Ирена вдруг страшно побледнела.
— Мама, я его люблю! — вскричала она раздирающим душу голосом.
— Ты его любишь! Ты его любишь! Ты должна ненавидеть и презирать его, потому что он насмеялся над тобой. Он тебя погубил, обесчестил! И сделал это обдуманно, с холодным расчетом.
— Я люблю его!
— Он самым бессовестным образом расставил тебе сети…
— Я люблю его!
— Этого мало, он повез тебя к этой Доре, чтобы выставить напоказ перед всеми. И ты не понимаешь после всего этого, что он подлец, заслуживающий твоего презрения и твоей ненависти?

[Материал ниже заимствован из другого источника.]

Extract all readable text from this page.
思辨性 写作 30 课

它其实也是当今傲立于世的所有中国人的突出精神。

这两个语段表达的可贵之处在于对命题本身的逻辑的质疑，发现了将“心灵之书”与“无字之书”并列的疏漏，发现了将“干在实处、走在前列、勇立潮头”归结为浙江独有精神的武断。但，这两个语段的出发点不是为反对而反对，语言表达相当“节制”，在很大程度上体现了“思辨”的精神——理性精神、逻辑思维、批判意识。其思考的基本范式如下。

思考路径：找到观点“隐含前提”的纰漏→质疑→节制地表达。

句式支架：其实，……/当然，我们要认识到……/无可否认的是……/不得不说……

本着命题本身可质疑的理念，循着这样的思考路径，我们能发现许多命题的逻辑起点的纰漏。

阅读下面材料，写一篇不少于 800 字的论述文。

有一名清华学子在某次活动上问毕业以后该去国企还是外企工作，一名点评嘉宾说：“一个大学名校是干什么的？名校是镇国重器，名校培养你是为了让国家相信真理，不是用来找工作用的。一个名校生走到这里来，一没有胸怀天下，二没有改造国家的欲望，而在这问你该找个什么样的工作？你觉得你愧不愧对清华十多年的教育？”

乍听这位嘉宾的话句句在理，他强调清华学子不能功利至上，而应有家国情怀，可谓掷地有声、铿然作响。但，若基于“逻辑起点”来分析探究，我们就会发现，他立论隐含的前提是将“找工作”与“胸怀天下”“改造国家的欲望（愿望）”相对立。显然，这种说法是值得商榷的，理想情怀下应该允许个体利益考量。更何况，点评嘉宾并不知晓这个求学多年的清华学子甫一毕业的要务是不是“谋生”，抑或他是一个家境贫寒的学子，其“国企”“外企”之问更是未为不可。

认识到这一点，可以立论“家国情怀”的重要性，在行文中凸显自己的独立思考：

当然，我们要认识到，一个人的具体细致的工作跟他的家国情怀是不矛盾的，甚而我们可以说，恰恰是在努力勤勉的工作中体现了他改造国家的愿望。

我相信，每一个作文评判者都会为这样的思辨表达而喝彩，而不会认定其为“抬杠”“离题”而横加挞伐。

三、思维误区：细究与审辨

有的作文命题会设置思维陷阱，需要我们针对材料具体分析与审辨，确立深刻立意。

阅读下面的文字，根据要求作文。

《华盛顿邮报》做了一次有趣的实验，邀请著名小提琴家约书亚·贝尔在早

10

— Я его не обвиняю и не защищаю. Будь он во сто раз хуже и преступнее, что делать! Я люблю его.
— Ты его забудешь!
— Никогда!
— Это необходимо.
— Тогда я умру.
— Ты умрешь, ты, ты…
Анжель сложила руки.
— Но чего же ты хочешь?.. Остаться его любовницей? Знаешь ли ты, сколько он времени еще продержит тебя и хочет ли он еще этого?.. Может быть, его каприз к тебе уже прошел?
Ирена рыдала, не отвечая ни слова.
Анжелика Сигизмундовна бросилась к ней, стала обнимать ее, прижимать к своей обнаженной, похолодевшей груди, на которую падали обильные жгучие слезы молодой женщины, целовала ее, смешивая свои слезы со слезами своей несчастной дочери.
В продолжение целого часа она старалась утешить ее, придать ей мужество, заставить понять, что князь Облонский не стоит ни ее любви, ни сожаления, ни слез; пробовала нарисовать ей позорную картину жизни, к которой ее приведет эта безумная любовь.
Ирена не отвечала ни слова.
— Наконец, уверена ли ты положительно, что любишь его? — вскричала Анжель в безумном отчаянии.
— Да.
Это была правда. Ирена принадлежала к тем редким личностям, которые отдают свое сердце только раз и навсегда, для нее любовь была альфой и омегой всей жизни — она могла жить любовью и умереть от нее.
Анжелика Сигизмундовна с ужасом поняла это и бессильно опустила руки.
Водворилось глубокое молчание. Анжель задумалась.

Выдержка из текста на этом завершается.